一氧化氮对常温贮藏下芒果果实软化和细胞壁代谢的影响

为了探明一氧化氮(NO)抑制采后芒果软化的作用机理,将"台农"芒果果实在0.25 mmol/L硝普钠(SNP,NO供体)溶液浸泡处理20 min,常温(20±2) ℃贮藏20 d,定期测定果实硬度、细胞壁组分含量、细胞壁水解酶活性。结果表明,与未处理果实相比,SNP处理显著降低贮藏20 d内果实中多聚半乳糖醛酸酶(PG)活性(p<0.05),显著抑制贮藏10 d内果实纤维素酶(CX)(p<0.05)活性,极显著抑制β-半乳糖苷酶(β-Gal)和α-L-阿拉伯呋喃糖苷酶(α-L-Af)活性(p<0.01),但使贮藏15~20 d期间果实CX和β-Gal活性及贮藏第20 d的α-L-Af活性均显著增加(p<0.05)。SNP处理显著抑制贮藏5 d内果胶甲酯酶(PME)活性(p<0.05),但在贮藏10~20 d期间保持较高的PME活性(p<0.05)。此外,SNP处理极显著延缓原果胶和纤维素的降解(p<0.01),减少可溶性果胶含量的增加(p<0.05),从而降低贮藏期间果实硬度的损失。硬度与原果胶、纤维素含量均呈极显著正相关(p<0.01),而与CX活性呈显著负相关(p<0.05),与可溶性果胶含量、PG、β-Gal和α-L-Af活性均呈极显著负相关(p<0.01)。可溶性果胶含量与纤维素含量呈极显著负相关(p<0.01),而与α-L-Af活性均呈显著正相关(p<0.05),与PG和β-Gal活性均呈极显著正相关(p<0.01)。因此,采后SNP处理可以通过调节果实细胞壁降解酶活性,减少细胞壁组分的降解,从而延缓芒果采后软化,延长贮藏期。

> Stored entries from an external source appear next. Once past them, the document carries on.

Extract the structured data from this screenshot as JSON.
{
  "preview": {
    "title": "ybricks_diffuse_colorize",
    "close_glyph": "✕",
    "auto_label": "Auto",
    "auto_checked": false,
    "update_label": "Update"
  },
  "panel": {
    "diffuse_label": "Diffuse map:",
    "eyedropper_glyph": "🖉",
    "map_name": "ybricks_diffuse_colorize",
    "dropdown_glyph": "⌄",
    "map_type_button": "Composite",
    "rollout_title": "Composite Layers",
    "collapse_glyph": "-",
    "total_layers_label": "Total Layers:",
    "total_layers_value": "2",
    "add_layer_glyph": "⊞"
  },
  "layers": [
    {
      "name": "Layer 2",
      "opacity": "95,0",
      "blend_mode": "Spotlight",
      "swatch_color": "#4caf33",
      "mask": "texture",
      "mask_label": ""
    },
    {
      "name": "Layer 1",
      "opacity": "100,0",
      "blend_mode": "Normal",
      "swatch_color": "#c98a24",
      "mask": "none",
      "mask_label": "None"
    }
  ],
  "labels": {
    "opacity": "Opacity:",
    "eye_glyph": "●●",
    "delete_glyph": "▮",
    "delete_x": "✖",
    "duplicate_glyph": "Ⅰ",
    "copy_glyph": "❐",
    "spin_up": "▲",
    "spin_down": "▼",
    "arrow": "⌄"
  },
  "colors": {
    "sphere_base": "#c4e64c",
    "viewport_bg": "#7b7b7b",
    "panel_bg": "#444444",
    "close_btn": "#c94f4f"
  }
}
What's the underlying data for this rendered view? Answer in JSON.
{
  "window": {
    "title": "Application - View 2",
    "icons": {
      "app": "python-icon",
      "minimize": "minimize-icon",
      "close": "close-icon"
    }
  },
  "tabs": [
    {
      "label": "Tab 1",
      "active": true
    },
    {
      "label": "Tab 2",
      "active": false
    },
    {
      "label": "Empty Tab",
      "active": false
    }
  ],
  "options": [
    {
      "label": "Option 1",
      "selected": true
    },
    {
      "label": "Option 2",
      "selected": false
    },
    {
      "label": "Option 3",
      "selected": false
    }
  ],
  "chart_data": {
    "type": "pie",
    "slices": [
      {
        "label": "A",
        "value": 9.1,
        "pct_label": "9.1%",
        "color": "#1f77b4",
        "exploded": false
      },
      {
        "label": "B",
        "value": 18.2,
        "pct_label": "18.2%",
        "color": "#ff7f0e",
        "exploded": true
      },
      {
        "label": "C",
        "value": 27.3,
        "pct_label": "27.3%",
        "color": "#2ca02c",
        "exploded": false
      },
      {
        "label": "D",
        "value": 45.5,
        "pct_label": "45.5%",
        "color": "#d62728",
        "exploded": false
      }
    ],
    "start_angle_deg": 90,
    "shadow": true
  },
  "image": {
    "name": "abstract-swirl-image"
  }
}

Effect of Nitric Oxide on Softening and Cell Wall Metabolism of Postharvest Mango

To elucidate the inhibitory mechanism of nitric oxide (NO) on softening of postharvest mango (Mangifera indica L.) fruit, mango fruits at green mature stage were dipped into 0.25 mmol/L sodium nitroprusside (SNP, a nitric oxide donor) solution for 20 min and storage at (20±2)℃ for 20 d. During storage, fruit firmness, cell wall component, and activities of cell wall degrading enzymes were investigated at regular intervals. The results showed that SNP treatment significantly suppressed the activities of polygalacturonases (PG) (p<0.05) during storage period of 20 d, and significantly inhibited the activities of cellulose (CX) (p<0.05), β-galactosidase (β-Gal) (p<0.01) and α-L-arabinofuranosidase (α-L-Af) (p<0.01) during storage period of 10 d. However, it significantly increased the activities of CX and β-Gal (p<0.05) from 10 d to 20 d, and α-L-Af activity (p<0.05) on the 20 th day, as compared with control fruit. SNP treatment significantly inhibited the increase of pectin methylesterase (PME) activity during storage period of 5 d (p<0.05), but maintained higher PME activity from 10 d to 20 d (p<0.05). In addition, SNP treatment delayed the degradation of propectin and cellulose extremely significantly (p<0.01), and inhibited the increase of soluble pectin content (p<0.05), therefore delayed the loss of fruit firmness, as compared with control fruit. There were extremely significant positive correlations between fruit firmness and the contents of propectin and cellulose (p<0.01), however, there were significant negative correlations between fruit firmness and the activity of CX (p<0.05), soluble pectin content (p<0.01) and the activities of PG, β-Gal and α-L-Af (p<0.01). There were extremely significant negative correlations between soluble pectin content and cellulose content (p<0.01), however, there were significant positive correlations between the soluble pectin content and the activitiy of α-L-Af (p<0.05), the activities of PG and β-Gal (p<0.01). Thus, it could be concluded that SNP treatment could delay fruit softening of postharvest mangoes by regulating cell wall degrading enzyme activities and decreasing the degradation of cell wall component, which would help to maintain the integrity of cell wall structure.